Graziano Cesari parla dell'arbitro Orsato e dell'episodio del rigore in occasione della partita Juventus-Roma

Non si placano le polemiche sull’arbitro Orsato. Tutto è nato dalla mancata concessione della regola del vantaggio in Juventus-Roma, Abraham è andato in gol, ma il fischietto di gara ha concesso il calcio di rigore ai giallorossi, poi sbagliato da Veretour. “Sul rigore non c’è vantaggio”, ha detto l’arbitro nello spogliatoio al centrocampista Cristante.

Intervistato dal ‘Corriere dello Sport’ l’ex arbitro Graziano Cesari è stato molto duro: “Il vantaggio? Ovviamente deve esserci una chiara occasione da rete, non deve esserci nessuno che può ribattere, l’attaccante deve agire pressoché da solo e in perfetta coordinazione. Il caso di Abraham è l’episodio perfetto per spiegare cosa significhi dare un vantaggio. E il tocco di mano di Mkhitaryan, a meno che non si voglia andare dal dentista, è un movimento naturale di uno che cade e mette le braccia in avanti”. 

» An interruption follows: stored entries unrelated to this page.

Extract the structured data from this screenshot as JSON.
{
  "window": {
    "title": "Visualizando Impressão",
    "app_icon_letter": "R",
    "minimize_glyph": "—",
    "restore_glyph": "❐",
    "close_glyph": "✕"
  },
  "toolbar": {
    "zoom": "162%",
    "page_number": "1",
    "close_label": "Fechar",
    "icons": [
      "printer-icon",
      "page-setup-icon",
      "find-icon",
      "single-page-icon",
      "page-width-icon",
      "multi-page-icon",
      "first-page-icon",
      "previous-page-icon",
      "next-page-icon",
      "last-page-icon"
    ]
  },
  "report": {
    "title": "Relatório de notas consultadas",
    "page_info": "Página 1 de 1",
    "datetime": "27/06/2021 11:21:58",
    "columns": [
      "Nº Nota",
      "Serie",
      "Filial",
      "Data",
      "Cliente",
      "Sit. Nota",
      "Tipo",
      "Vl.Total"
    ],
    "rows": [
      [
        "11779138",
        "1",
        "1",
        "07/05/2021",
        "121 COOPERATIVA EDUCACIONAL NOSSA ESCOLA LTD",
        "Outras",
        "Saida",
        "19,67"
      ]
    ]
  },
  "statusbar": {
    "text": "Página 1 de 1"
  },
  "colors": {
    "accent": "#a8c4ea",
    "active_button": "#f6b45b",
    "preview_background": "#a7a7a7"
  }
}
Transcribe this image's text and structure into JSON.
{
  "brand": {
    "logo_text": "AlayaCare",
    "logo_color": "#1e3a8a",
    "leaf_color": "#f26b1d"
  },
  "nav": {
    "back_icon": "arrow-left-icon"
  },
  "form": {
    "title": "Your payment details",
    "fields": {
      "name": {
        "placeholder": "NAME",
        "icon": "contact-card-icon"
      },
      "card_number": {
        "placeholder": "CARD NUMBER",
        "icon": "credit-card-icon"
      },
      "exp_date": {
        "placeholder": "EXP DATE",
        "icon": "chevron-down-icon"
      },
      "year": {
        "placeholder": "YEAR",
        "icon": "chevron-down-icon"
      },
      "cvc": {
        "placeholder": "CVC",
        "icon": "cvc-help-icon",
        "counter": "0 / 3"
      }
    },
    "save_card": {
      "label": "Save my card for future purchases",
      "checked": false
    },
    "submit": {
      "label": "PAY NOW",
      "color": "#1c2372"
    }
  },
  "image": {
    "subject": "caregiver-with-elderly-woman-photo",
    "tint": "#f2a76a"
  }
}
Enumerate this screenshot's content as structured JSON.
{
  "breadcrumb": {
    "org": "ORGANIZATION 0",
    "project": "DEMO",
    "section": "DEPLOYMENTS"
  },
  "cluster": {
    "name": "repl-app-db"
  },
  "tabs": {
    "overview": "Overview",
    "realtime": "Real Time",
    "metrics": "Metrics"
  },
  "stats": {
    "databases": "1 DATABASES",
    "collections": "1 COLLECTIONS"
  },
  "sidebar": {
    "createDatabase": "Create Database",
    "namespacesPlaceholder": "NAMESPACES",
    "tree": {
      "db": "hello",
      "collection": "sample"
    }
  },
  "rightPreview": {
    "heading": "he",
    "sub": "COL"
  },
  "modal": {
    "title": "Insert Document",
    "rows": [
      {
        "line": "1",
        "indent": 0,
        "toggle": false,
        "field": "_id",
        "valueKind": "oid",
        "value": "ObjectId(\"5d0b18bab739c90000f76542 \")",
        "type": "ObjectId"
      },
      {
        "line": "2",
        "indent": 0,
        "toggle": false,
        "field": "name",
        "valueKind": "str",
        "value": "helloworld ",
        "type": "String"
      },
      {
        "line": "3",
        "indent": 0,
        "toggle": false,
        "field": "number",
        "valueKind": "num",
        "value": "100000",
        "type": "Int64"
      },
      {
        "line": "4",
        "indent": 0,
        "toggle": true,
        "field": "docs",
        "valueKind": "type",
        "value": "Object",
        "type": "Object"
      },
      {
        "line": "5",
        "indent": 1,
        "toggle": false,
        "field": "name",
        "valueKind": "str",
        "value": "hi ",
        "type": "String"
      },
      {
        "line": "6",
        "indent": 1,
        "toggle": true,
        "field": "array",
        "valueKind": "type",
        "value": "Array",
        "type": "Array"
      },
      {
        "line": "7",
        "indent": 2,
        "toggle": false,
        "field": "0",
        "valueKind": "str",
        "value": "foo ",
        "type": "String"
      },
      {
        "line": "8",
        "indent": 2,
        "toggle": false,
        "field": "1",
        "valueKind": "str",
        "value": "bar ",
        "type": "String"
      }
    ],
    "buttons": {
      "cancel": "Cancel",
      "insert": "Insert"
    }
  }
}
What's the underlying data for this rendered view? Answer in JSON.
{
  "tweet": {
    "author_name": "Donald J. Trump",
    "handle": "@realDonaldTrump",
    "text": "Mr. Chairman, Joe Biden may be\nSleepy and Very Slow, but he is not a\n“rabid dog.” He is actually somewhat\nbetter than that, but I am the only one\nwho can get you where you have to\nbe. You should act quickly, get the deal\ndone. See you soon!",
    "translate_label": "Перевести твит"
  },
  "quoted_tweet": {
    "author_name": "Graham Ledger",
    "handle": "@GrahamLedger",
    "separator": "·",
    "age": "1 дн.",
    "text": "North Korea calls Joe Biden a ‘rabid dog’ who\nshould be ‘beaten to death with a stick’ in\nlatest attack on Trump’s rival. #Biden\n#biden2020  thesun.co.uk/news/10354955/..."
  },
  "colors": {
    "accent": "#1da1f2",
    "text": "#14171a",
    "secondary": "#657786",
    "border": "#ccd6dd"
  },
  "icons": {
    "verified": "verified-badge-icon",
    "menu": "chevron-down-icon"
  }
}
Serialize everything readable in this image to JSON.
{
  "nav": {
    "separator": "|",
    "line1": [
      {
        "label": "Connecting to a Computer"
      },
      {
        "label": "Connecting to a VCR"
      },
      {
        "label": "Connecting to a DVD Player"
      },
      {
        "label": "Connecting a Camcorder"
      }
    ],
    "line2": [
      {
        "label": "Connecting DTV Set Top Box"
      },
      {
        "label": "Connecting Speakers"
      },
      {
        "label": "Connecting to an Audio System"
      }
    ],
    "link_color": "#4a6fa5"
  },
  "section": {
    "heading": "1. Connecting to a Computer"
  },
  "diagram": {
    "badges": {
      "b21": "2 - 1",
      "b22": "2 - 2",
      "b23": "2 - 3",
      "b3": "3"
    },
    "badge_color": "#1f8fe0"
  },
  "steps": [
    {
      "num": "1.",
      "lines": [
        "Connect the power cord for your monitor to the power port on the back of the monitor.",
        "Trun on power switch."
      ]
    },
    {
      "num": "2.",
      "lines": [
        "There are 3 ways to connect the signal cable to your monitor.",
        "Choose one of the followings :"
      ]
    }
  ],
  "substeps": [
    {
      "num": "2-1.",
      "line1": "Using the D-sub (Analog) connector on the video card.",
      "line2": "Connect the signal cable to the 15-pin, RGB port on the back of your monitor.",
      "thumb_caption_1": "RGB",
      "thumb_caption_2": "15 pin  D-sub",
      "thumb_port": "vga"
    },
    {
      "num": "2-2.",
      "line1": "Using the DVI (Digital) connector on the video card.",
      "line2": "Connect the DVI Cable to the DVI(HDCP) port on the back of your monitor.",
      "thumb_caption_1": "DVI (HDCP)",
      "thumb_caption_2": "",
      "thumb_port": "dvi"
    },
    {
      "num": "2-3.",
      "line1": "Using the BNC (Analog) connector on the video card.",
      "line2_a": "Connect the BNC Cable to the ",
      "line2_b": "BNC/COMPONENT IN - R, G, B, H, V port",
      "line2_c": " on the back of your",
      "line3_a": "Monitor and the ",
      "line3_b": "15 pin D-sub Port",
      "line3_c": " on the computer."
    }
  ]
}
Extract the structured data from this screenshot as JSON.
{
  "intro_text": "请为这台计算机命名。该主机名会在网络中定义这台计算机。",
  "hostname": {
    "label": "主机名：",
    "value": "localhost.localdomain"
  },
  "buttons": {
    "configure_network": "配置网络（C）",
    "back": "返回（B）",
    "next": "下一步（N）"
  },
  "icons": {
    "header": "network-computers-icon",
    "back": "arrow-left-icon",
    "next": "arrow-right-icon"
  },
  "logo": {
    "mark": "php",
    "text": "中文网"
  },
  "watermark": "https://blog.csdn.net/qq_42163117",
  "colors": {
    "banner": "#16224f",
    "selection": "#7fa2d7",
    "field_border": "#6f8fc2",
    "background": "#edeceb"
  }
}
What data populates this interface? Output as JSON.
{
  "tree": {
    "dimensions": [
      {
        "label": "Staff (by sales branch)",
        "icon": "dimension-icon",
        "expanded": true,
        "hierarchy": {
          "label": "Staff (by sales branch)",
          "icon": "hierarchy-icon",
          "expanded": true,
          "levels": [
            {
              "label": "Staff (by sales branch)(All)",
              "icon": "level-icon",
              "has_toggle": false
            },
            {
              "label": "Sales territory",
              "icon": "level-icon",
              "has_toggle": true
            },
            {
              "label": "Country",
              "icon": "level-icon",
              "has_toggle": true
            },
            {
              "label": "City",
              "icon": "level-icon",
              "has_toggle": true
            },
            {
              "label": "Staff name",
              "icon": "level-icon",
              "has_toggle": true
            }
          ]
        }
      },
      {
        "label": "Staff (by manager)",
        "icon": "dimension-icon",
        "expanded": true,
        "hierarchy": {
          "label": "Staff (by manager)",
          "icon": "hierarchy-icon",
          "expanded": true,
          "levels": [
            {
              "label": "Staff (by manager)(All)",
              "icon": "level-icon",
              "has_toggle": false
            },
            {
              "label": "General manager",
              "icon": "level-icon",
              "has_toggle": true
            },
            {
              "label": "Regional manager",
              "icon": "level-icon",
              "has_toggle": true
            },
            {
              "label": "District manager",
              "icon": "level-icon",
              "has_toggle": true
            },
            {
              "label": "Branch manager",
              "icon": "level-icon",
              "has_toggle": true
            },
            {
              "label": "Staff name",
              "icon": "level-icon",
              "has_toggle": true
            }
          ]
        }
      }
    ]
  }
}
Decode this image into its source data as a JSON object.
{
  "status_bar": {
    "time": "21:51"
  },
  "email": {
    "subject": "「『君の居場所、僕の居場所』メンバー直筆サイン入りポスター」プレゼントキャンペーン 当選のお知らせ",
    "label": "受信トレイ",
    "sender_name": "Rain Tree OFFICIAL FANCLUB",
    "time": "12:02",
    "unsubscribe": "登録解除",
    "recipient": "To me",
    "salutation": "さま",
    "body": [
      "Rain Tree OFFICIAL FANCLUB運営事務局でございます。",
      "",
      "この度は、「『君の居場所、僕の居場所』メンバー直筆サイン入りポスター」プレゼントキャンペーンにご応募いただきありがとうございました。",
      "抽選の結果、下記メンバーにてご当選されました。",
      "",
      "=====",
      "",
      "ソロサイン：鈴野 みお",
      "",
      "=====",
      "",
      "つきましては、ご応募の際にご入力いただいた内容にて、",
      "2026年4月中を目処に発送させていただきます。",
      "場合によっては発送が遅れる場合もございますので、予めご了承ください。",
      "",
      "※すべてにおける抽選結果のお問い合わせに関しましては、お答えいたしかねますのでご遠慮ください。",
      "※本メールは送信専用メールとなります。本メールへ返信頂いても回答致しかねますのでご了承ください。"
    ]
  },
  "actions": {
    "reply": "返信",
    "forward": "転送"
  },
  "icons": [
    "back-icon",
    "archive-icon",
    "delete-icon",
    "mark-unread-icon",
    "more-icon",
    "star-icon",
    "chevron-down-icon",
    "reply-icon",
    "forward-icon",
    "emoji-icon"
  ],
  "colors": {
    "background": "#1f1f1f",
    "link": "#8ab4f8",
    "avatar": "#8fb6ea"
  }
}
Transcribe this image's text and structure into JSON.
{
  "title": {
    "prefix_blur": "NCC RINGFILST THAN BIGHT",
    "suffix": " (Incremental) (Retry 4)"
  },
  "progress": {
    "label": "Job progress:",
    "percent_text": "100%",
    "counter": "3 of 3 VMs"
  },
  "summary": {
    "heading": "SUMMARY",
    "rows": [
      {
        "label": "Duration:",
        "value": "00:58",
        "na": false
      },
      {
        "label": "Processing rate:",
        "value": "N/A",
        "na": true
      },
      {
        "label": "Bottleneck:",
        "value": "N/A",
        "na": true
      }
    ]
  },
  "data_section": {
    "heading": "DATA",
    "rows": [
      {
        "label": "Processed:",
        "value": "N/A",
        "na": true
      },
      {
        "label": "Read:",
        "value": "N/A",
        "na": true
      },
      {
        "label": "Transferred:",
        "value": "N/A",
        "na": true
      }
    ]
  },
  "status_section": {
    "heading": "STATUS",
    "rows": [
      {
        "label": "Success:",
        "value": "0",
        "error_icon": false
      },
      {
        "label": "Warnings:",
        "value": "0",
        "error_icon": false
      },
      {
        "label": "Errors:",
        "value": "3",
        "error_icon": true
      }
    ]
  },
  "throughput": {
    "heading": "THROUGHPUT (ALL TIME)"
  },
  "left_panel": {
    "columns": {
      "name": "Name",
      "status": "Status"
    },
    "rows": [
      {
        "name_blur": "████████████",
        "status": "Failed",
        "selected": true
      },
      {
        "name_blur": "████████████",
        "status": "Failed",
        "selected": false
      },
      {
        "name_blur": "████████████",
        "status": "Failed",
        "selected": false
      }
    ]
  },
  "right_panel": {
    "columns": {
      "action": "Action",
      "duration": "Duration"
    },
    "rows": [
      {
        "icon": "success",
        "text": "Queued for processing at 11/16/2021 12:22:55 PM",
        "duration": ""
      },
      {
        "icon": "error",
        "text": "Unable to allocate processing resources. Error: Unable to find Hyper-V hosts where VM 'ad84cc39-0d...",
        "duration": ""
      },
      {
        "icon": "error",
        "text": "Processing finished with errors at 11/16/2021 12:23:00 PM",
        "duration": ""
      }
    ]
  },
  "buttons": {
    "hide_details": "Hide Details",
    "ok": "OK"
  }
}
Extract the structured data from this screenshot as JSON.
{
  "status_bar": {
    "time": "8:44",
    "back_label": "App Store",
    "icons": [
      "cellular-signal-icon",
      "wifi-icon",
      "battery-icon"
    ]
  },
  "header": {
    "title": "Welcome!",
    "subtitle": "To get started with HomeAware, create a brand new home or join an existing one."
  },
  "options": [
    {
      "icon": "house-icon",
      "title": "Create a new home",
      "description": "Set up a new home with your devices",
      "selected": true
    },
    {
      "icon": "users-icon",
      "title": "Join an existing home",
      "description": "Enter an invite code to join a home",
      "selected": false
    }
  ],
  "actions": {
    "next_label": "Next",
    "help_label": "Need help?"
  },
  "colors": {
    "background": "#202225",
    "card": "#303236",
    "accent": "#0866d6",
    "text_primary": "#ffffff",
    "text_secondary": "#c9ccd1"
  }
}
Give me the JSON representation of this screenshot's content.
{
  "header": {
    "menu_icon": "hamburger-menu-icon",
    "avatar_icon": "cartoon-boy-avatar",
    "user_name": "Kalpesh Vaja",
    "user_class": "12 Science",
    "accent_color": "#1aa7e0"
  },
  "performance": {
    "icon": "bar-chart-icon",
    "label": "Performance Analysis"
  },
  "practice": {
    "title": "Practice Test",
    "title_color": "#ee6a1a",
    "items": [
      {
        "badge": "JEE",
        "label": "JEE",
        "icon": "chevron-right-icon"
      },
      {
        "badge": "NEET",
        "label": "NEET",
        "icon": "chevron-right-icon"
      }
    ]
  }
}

“Il chiarimento tecnico sbagliato c’è stato negli spogliatoi. Quello che ha detto Orsato a Cristante ti mette con le spalle al muro: cosa puoi dire dopo? O mandi Orsato a spiegare perché hai detto una cosa che non è conforme al regolamento, oppure devi avere la forza per comunicare e far accettare anche un errore. Ma l’AIA non è pronta. Perché Orsato ha parlato? Magari c’entra una certa voglia di protagonismo. Se fossi stato il designatore mi sarei arrabbiato per la spiegazione negli spogliatoi, mi sarei arrabbiato tantissimo. Da arbitro è un mio diritto sbagliare, certo che si può sbagliare. Ma poi ho il dovere di spiegare perché ho sbagliato e se fallisco in questo dovere, questo fa arrabbiare. E mi avrebbe fatto arrabbiare. E lo avrei fermato”.